Circe does not fall into this vein. It doesn’t aim to tear down the whole edifice; instead, it seeks to claim its power for itself, and, by proxy, womanhood. Circe’s perspective throughout the book is unbroken, the story runs chronologically straight, there’s nothing so radical or destabilizing as redefining the nature of power itself. The Odyssey is basically a book about one man’s deeds and adventures; Circe is the same, but about a woman. Even the sizes of the books on my desk are drastically different. Neither Wide Sargasso Sea nor The Penelopiad break 200 pages; my shiny, embossed copy of Circe, nearly twice as long, looks much more imposing next to them.

Circe doesn’t aim to tear down the whole edifice; instead, it seeks to claim its power for itself, and, by proxy, womanhood.

Obviously, I’m ambivalent about this book. Burn it all down like Antoinette! I want to cry. But I think we do benefit from reclaiming history, especially an imagined one (those are much more potent), as long as we also make room for other, more subversive expressions of power. And there’s delight to be had in showing your truth unapologetically.
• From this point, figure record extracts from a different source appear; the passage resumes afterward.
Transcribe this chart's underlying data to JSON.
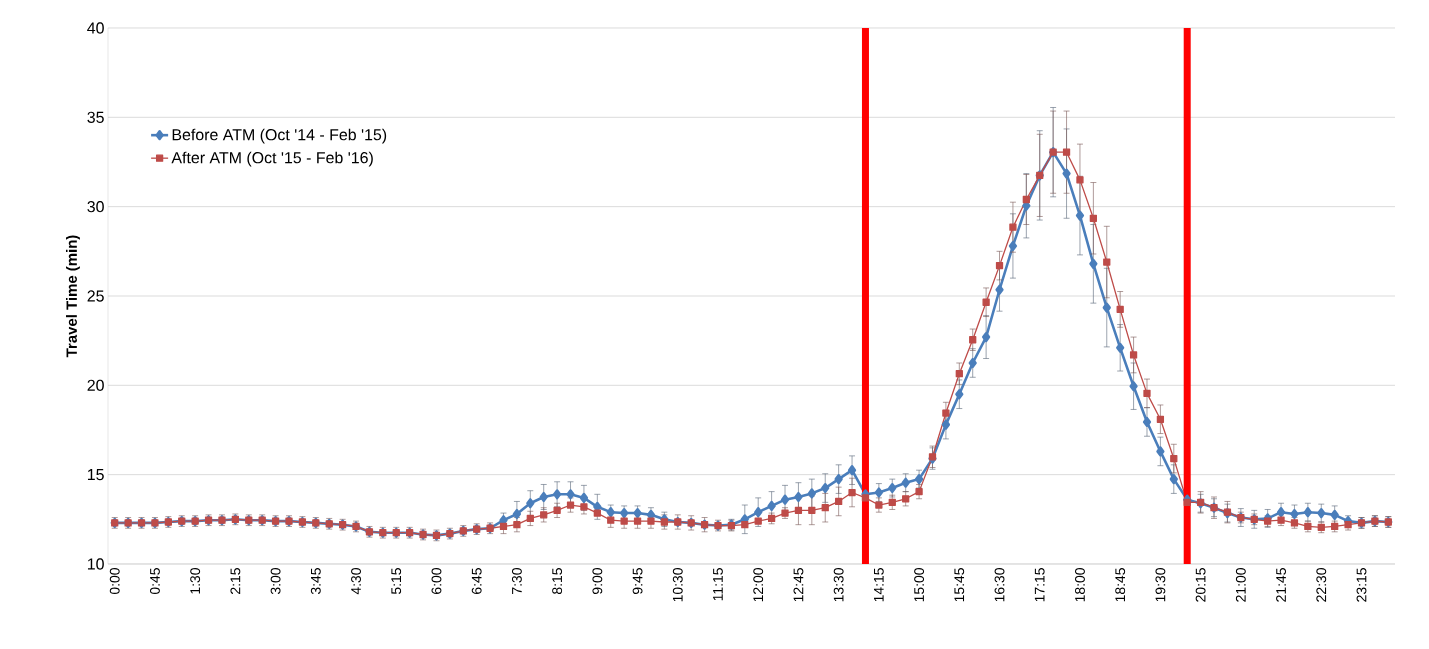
{
  "chart_data": {
    "type": "line",
    "ylabel": "Travel Time (min)",
    "x": [
      0,
      0.25,
      0.5,
      0.75,
      1,
      1.25,
      1.5,
      1.75,
      2,
      2.25,
      2.5,
      2.75,
      3,
      3.25,
      3.5,
      3.75,
      4,
      4.25,
      4.5,
      4.75,
      5,
      5.25,
      5.5,
      5.75,
      6,
      6.25,
      6.5,
      6.75,
      7,
      7.25,
      7.5,
      7.75,
      8,
      8.25,
      8.5,
      8.75,
      9,
      9.25,
      9.5,
      9.75,
      10,
      10.25,
      10.5,
      10.75,
      11,
      11.25,
      11.5,
      11.75,
      12,
      12.25,
      12.5,
      12.75,
      13,
      13.25,
      13.5,
      13.75,
      14,
      14.25,
      14.5,
      14.75,
      15,
      15.25,
      15.5,
      15.75,
      16,
      16.25,
      16.5,
      16.75,
      17,
      17.25,
      17.5,
      17.75,
      18,
      18.25,
      18.5,
      18.75,
      19,
      19.25,
      19.5,
      19.75,
      20,
      20.25,
      20.5,
      20.75,
      21,
      21.25,
      21.5,
      21.75,
      22,
      22.25,
      22.5,
      22.75,
      23,
      23.25,
      23.5,
      23.75
    ],
    "series": [
      {
        "name": "Before ATM (Oct '14 - Feb '15)",
        "color": "#4a7ebb",
        "marker": "diamond",
        "values": [
          12.3,
          12.3,
          12.3,
          12.3,
          12.35,
          12.4,
          12.4,
          12.45,
          12.45,
          12.5,
          12.45,
          12.45,
          12.4,
          12.4,
          12.35,
          12.3,
          12.25,
          12.2,
          12.1,
          11.8,
          11.75,
          11.75,
          11.75,
          11.65,
          11.6,
          11.7,
          11.85,
          11.95,
          12.0,
          12.45,
          12.8,
          13.4,
          13.75,
          13.9,
          13.9,
          13.7,
          13.2,
          12.9,
          12.85,
          12.85,
          12.75,
          12.5,
          12.35,
          12.3,
          12.2,
          12.15,
          12.2,
          12.5,
          12.9,
          13.25,
          13.6,
          13.75,
          13.95,
          14.25,
          14.75,
          15.25,
          13.9,
          14.0,
          14.25,
          14.55,
          14.75,
          15.9,
          17.8,
          19.5,
          21.25,
          22.7,
          25.35,
          27.8,
          30.05,
          31.75,
          33.05,
          31.85,
          29.5,
          26.8,
          24.35,
          22.1,
          19.95,
          17.95,
          16.3,
          14.75,
          13.6,
          13.4,
          13.15,
          12.85,
          12.6,
          12.5,
          12.55,
          12.9,
          12.8,
          12.9,
          12.85,
          12.75,
          12.4,
          12.3,
          12.4,
          12.35
        ],
        "errors": [
          null,
          null,
          null,
          null,
          null,
          null,
          null,
          null,
          null,
          null,
          null,
          null,
          null,
          null,
          null,
          null,
          null,
          null,
          null,
          null,
          null,
          null,
          null,
          null,
          null,
          null,
          null,
          null,
          null,
          0.4,
          0.7,
          0.7,
          0.7,
          0.7,
          0.7,
          0.7,
          0.7,
          0.4,
          0.4,
          0.4,
          0.4,
          0.4,
          null,
          null,
          null,
          null,
          0.3,
          0.8,
          0.8,
          0.8,
          0.8,
          0.8,
          0.8,
          0.8,
          0.8,
          0.8,
          null,
          0.5,
          0.5,
          0.5,
          0.5,
          0.6,
          0.8,
          0.8,
          0.8,
          1.2,
          1.2,
          1.8,
          1.8,
          2.5,
          2.5,
          2.5,
          2.2,
          2.2,
          2.2,
          1.3,
          1.3,
          0.8,
          0.8,
          0.8,
          null,
          0.5,
          0.5,
          0.5,
          0.5,
          0.5,
          0.5,
          0.5,
          0.5,
          0.5,
          0.5,
          0.5,
          0.3,
          0.3,
          0.3,
          0.3
        ]
      },
      {
        "name": "After ATM (Oct '15 - Feb '16)",
        "color": "#be4b48",
        "marker": "square",
        "values": [
          12.3,
          12.3,
          12.3,
          12.3,
          12.35,
          12.4,
          12.4,
          12.45,
          12.45,
          12.5,
          12.45,
          12.45,
          12.4,
          12.4,
          12.35,
          12.3,
          12.25,
          12.2,
          12.1,
          11.8,
          11.75,
          11.75,
          11.75,
          11.65,
          11.6,
          11.7,
          11.85,
          11.95,
          12.0,
          12.1,
          12.2,
          12.55,
          12.75,
          13.0,
          13.3,
          13.2,
          12.85,
          12.45,
          12.4,
          12.4,
          12.4,
          12.35,
          12.35,
          12.3,
          12.2,
          12.15,
          12.15,
          12.2,
          12.4,
          12.55,
          12.85,
          13.0,
          13.0,
          13.15,
          13.5,
          14.0,
          13.7,
          13.3,
          13.45,
          13.65,
          14.05,
          16.0,
          18.45,
          20.65,
          22.55,
          24.65,
          26.7,
          28.85,
          30.4,
          31.75,
          33.05,
          33.05,
          31.5,
          29.35,
          26.9,
          24.25,
          21.7,
          19.55,
          18.1,
          15.9,
          13.45,
          13.45,
          13.15,
          12.9,
          12.6,
          12.5,
          12.4,
          12.45,
          12.3,
          12.1,
          12.05,
          12.1,
          12.2,
          12.3,
          12.4,
          12.35
        ],
        "errors": [
          0.3,
          0.3,
          0.3,
          0.3,
          0.3,
          0.3,
          0.3,
          0.3,
          0.3,
          0.3,
          0.3,
          0.3,
          0.3,
          0.3,
          0.3,
          0.3,
          0.3,
          0.3,
          0.3,
          0.3,
          0.3,
          0.3,
          0.3,
          0.3,
          0.3,
          0.3,
          0.3,
          0.3,
          0.3,
          0.4,
          0.4,
          0.4,
          0.4,
          0.4,
          0.4,
          0.4,
          null,
          0.4,
          0.4,
          0.4,
          0.4,
          0.4,
          0.4,
          0.4,
          0.4,
          0.3,
          0.3,
          null,
          null,
          0.3,
          0.3,
          0.8,
          0.8,
          0.8,
          0.8,
          0.8,
          null,
          0.4,
          0.4,
          0.4,
          0.4,
          0.6,
          0.6,
          0.6,
          0.6,
          0.8,
          0.8,
          1.4,
          1.4,
          2.3,
          2.3,
          2.3,
          2.0,
          2.0,
          2.0,
          1.0,
          1.0,
          0.8,
          0.8,
          0.8,
          null,
          0.6,
          0.6,
          0.6,
          0.3,
          0.3,
          0.3,
          0.3,
          0.3,
          0.3,
          0.3,
          0.3,
          0.3,
          0.3,
          0.3,
          0.3
        ]
      }
    ],
    "xlim": [
      -0.125,
      23.875
    ],
    "ylim": [
      10,
      40
    ],
    "yticks": [
      10,
      15,
      20,
      25,
      30,
      35,
      40
    ],
    "xticks": [
      {
        "value": 0,
        "label": "0:00"
      },
      {
        "value": 0.75,
        "label": "0:45"
      },
      {
        "value": 1.5,
        "label": "1:30"
      },
      {
        "value": 2.25,
        "label": "2:15"
      },
      {
        "value": 3,
        "label": "3:00"
      },
      {
        "value": 3.75,
        "label": "3:45"
      },
      {
        "value": 4.5,
        "label": "4:30"
      },
      {
        "value": 5.25,
        "label": "5:15"
      },
      {
        "value": 6,
        "label": "6:00"
      },
      {
        "value": 6.75,
        "label": "6:45"
      },
      {
        "value": 7.5,
        "label": "7:30"
      },
      {
        "value": 8.25,
        "label": "8:15"
      },
      {
        "value": 9,
        "label": "9:00"
      },
      {
        "value": 9.75,
        "label": "9:45"
      },
      {
        "value": 10.5,
        "label": "10:30"
      },
      {
        "value": 11.25,
        "label": "11:15"
      },
      {
        "value": 12,
        "label": "12:00"
      },
      {
        "value": 12.75,
        "label": "12:45"
      },
      {
        "value": 13.5,
        "label": "13:30"
      },
      {
        "value": 14.25,
        "label": "14:15"
      },
      {
        "value": 15,
        "label": "15:00"
      },
      {
        "value": 15.75,
        "label": "15:45"
      },
      {
        "value": 16.5,
        "label": "16:30"
      },
      {
        "value": 17.25,
        "label": "17:15"
      },
      {
        "value": 18,
        "label": "18:00"
      },
      {
        "value": 18.75,
        "label": "18:45"
      },
      {
        "value": 19.5,
        "label": "19:30"
      },
      {
        "value": 20.25,
        "label": "20:15"
      },
      {
        "value": 21,
        "label": "21:00"
      },
      {
        "value": 21.75,
        "label": "21:45"
      },
      {
        "value": 22.5,
        "label": "22:30"
      },
      {
        "value": 23.25,
        "label": "23:15"
      }
    ],
    "ref_lines": [
      {
        "axis": "x",
        "value": 14,
        "color": "#ff0000"
      },
      {
        "axis": "x",
        "value": 20,
        "color": "#ff0000"
      }
    ],
    "grid": "y",
    "legend": "top left"
  }
}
While Penelope schemes in secret and Antoinette drugs her husband in a last-ditch attempt to win him back, Circe asserts herself directly. “You do not know what I can do,” she tells a threatening god; when she defies her father, she says, “I will do as I please, and when you count your children, leave me out.” Rallying cries are unifying, after all.

So this question of women, speech and power. Should we try to cultivate a different, more diffuse kind of power, as The Penelopiad, Wide Sargasso Sea, and Mary Beard suggest? Or should we take on traditional notions of power and make them our own? The answer, I think, is yes.